Mr. Fisher and his family had maintained homes in Southold and New York City since 1957. While enjoying a lifelong love of sailing and golf, he was also a regular duplicate bridge player in both Southold and in New York City. In addition, he invented a variant of the game of croquet using largely homemade mallets and hazards, and affectionately referred to by many as “Crazy Croquet.”
Mr. Fisher, the son of Florence and Jack Fisher, was a graduate of the Clark School, Washington & Lee University and the Columbia University Graduate School of Business. It was at Washington & Lee that he met Carolyn Haag of New Orleans and Louisville, Ky. They worked together at Camp Glen Laurel in Little Switzerland, N.C., married in 1955 and made a home in New York’s Greenwich Village and, later, the Upper West Side.
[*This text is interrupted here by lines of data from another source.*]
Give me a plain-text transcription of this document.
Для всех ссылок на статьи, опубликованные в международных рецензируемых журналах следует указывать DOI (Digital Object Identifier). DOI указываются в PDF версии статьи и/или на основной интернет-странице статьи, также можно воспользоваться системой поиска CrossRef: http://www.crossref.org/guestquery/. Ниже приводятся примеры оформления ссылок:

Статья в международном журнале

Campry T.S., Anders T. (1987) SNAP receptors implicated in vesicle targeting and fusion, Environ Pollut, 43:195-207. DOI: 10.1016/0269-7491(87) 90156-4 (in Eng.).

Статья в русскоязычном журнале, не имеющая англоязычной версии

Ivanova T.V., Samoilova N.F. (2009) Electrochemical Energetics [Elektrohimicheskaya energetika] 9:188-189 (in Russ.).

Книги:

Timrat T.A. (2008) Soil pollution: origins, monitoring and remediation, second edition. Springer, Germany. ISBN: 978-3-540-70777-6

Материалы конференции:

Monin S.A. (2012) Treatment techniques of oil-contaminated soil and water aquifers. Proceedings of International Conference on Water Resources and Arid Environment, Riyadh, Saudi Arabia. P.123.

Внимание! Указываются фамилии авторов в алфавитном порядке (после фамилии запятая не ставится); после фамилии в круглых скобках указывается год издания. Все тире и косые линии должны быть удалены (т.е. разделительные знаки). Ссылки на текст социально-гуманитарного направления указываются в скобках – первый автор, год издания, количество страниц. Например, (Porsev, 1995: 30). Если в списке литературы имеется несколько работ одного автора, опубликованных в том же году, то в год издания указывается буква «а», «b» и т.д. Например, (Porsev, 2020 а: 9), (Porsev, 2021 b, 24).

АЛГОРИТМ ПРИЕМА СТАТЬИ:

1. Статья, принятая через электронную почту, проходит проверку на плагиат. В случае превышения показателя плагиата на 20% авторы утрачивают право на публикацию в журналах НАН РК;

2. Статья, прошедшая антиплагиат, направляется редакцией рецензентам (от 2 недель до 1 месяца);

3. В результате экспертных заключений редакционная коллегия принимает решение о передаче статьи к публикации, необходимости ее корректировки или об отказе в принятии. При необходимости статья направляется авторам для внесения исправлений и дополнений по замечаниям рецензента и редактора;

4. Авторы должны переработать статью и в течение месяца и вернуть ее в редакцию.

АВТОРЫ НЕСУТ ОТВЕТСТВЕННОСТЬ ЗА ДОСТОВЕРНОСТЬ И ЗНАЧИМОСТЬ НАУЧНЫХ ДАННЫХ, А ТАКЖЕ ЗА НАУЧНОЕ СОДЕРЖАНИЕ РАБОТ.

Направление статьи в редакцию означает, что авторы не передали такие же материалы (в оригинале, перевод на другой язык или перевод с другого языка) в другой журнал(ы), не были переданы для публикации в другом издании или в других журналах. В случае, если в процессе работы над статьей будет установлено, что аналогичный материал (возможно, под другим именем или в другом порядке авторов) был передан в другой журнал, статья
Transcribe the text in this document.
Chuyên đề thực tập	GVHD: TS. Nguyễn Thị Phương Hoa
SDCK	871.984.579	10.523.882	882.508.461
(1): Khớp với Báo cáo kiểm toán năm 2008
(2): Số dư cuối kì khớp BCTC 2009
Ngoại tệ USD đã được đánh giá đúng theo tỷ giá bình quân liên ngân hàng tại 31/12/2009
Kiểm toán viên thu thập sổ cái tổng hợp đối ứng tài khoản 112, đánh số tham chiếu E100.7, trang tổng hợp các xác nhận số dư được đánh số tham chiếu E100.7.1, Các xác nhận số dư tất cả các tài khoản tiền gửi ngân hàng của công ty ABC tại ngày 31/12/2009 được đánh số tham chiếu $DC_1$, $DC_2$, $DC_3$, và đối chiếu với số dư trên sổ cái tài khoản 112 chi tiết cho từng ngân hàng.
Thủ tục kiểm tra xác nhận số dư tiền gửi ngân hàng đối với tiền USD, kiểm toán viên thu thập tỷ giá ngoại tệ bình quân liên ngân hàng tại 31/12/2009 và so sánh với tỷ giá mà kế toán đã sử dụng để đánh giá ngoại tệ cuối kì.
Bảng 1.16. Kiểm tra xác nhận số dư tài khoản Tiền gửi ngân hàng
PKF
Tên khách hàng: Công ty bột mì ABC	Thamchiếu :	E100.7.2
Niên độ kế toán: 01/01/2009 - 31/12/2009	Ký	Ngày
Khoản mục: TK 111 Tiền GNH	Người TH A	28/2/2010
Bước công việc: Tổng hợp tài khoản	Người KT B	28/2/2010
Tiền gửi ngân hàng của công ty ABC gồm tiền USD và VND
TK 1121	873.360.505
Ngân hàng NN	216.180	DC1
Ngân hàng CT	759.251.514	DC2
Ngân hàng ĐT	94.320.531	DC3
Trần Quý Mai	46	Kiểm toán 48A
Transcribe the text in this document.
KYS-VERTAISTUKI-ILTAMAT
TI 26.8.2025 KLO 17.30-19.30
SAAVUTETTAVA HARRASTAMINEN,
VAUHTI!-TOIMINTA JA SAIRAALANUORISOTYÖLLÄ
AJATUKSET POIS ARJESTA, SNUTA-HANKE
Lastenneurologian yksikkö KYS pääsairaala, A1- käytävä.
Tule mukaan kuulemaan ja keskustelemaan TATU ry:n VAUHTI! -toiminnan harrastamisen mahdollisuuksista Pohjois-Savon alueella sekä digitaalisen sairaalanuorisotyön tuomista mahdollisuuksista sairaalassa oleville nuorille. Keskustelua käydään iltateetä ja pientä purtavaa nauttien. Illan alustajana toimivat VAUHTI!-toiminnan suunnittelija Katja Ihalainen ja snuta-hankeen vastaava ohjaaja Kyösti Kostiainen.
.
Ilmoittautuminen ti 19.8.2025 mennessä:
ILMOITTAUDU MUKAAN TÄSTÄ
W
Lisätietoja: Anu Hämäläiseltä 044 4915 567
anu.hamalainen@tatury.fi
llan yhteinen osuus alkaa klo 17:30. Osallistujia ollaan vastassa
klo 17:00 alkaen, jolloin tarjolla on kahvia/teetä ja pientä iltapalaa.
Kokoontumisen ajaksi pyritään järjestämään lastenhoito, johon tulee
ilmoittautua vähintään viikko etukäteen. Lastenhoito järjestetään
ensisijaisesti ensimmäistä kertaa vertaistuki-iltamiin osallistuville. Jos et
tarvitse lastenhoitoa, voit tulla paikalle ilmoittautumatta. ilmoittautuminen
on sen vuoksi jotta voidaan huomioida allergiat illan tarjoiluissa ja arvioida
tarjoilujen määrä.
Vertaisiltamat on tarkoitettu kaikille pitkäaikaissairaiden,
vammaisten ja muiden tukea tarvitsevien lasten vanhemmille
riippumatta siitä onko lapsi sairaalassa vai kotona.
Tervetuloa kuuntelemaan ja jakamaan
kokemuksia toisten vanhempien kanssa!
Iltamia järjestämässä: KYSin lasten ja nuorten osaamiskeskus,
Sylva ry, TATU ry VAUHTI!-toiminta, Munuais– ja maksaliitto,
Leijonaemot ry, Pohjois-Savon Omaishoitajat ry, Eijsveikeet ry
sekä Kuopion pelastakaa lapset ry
He was founder and CEO of Exhibit Corporation, which designed and produced exhibits for expositions, museums and trade fairs. He was a longtime member of the New York Mycological Society and, together with Carolyn, a lifelong subscriber to a number of New York’s off-Broadway theater companies. The Fishers traveled extensively, touring monuments in North and South America, Europe, Asia and Africa.
During his retirement Mr. Fisher spent many years as a tutor at The International Center, which helps resident aliens improve their English language skills.
Family members said he was known for his love of the natural world, his fondness for determined people with eccentric interests and his amusement at the self-defeating antics of all humanity, including himself.
Mr. Fisher is survived by his wife, two sons and three grandchildren.
Arrangements were handled by DeFriest-Grattan Funeral Home in Southold.